After tuning the maximum iterations (`max_iter`) and adjusting tolerance (`tol`) for convergence, we obtained the following results for Ridge, Lasso, and ElasticNet:

- **Ridge Regression**:
  - Mean Absolute Error (MAE): *19,006*
  - R-squared (R²): *0.883*

- **Lasso Regression**:
  - Mean Absolute Error (MAE): *18,012*
  - R-squared (R²): *0.895*

- **ElasticNet Regression**:
  - Mean Absolute Error (MAE): *18,645*
  - R-squared (R²): *0.867*

### Analysis

- **Ridge Regression**:
  Ridge regression, with an MAE of 19,006 and R² of 0.883, performed well and reduces overfitting by applying L2 regularization. However, compared to Lasso, it did not perform as strongly on this dataset. 

- **Lasso Regression**:
  Lasso performed the best, with an MAE of 18,012 and R² of 0.895, indicating that it captures around **89.5%** of the variance in the house prices. The L1 regularization in Lasso likely led to better feature selection by driving irrelevant coefficients to zero.
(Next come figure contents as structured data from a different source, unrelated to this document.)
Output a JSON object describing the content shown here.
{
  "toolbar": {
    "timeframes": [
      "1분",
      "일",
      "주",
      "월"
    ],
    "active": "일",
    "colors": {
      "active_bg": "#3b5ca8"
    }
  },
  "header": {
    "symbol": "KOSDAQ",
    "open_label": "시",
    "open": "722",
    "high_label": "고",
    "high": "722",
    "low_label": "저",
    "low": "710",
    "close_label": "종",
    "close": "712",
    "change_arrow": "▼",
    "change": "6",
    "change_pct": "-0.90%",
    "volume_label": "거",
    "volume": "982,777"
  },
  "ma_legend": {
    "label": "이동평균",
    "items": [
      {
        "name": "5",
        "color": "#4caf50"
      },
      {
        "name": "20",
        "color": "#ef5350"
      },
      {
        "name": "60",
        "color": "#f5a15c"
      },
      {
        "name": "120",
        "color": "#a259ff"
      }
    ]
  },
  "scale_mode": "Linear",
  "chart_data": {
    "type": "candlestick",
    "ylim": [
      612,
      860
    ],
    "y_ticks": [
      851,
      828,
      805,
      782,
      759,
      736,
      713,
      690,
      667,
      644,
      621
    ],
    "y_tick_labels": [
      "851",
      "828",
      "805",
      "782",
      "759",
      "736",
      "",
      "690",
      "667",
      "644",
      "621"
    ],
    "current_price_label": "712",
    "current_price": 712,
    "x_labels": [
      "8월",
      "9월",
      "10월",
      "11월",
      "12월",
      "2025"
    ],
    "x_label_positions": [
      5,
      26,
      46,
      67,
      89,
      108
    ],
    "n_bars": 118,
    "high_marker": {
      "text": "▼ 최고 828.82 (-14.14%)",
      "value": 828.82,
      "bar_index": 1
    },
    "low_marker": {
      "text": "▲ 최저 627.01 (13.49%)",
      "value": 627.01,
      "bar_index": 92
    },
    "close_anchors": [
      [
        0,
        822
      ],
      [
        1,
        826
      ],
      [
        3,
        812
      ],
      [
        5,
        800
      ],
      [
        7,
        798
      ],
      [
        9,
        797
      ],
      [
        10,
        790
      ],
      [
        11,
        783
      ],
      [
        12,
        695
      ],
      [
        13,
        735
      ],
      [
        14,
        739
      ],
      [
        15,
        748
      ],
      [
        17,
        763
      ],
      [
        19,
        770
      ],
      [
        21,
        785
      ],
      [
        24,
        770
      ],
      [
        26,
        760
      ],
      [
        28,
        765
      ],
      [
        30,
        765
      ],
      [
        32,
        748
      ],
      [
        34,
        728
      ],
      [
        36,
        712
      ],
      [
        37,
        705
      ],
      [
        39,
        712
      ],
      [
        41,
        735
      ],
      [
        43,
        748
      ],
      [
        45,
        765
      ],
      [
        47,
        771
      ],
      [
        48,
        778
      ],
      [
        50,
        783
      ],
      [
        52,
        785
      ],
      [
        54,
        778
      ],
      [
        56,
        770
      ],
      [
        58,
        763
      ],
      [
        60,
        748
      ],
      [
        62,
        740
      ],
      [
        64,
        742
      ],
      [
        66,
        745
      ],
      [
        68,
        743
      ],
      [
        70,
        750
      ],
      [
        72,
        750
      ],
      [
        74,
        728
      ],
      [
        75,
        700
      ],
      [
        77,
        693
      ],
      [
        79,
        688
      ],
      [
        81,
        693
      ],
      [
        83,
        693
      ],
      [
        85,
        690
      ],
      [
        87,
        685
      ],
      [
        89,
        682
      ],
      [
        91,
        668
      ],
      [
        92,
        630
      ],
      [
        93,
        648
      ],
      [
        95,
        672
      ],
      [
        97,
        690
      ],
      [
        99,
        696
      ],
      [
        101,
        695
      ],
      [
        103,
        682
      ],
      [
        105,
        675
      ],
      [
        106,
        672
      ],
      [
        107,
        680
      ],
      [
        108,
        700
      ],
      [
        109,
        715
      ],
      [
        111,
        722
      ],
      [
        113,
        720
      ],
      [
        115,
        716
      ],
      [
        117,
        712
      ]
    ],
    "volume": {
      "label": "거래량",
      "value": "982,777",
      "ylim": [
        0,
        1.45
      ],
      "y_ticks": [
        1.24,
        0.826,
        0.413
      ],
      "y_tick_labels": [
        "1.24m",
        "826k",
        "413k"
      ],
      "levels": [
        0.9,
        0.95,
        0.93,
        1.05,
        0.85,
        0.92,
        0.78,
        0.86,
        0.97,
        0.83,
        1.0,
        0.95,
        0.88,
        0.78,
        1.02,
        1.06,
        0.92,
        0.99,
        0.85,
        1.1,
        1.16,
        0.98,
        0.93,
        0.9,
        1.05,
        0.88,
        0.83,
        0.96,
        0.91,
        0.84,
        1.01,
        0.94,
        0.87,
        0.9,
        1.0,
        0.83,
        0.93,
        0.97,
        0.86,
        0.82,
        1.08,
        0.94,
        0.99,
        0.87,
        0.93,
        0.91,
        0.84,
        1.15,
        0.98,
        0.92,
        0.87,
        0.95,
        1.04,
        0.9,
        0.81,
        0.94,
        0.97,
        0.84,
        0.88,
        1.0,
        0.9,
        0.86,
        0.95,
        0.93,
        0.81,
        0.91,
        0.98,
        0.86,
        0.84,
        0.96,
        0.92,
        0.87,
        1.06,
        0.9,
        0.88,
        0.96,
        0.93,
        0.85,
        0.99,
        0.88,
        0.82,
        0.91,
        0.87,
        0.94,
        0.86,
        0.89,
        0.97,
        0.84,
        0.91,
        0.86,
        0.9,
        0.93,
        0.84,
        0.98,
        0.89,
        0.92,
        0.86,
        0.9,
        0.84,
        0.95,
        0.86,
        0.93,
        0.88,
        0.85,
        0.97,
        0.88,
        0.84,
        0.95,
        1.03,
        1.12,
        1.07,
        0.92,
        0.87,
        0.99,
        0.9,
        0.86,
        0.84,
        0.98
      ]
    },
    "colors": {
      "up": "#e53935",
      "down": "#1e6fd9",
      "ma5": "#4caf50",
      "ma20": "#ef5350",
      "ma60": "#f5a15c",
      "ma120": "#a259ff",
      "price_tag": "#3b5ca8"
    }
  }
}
- **ElasticNet Regression**:
  ElasticNet, with an MAE of 18,645 and R² of 0.867, provided a balance between L1 and L2 regularization but still underperformed compared to Lasso. Fine-tuning the **l1_ratio** or **alpha** could improve its performance.


## Conclusion

### Conclusion:
- **Lasso Regression** outperformed both Ridge and ElasticNet, achieving the lowest Mean Absolute Error (18,012) and highest R² (0.895).
- **Ridge Regression** provided a solid performance, reducing overfitting with L2 regularization, but with slightly higher error (MAE: 19,006).
- **ElasticNet Regression** showed balanced regularization but underperformed compared to Lasso, with an MAE of 18,645 and R² of 0.867.

### Next Possible Steps:
1. **Hyperparameter Tuning**: Further fine-tuning **alpha** and **l1_ratio** in ElasticNet may improve its performance.
2. **Cross-Validation**: Perform cross-validation to ensure that the models generalize well to unseen data.
3. **Feature Engineering**: Consider creating interaction features or addressing skewness in numerical variables to improve predictions.
4. **Model Comparison**: Explore more advanced models like **Random Forest** or **XGBoost** to handle non-linear relationships in the dataset.

By further tuning and exploring these models, we can improve accuracy and reduce the error margin.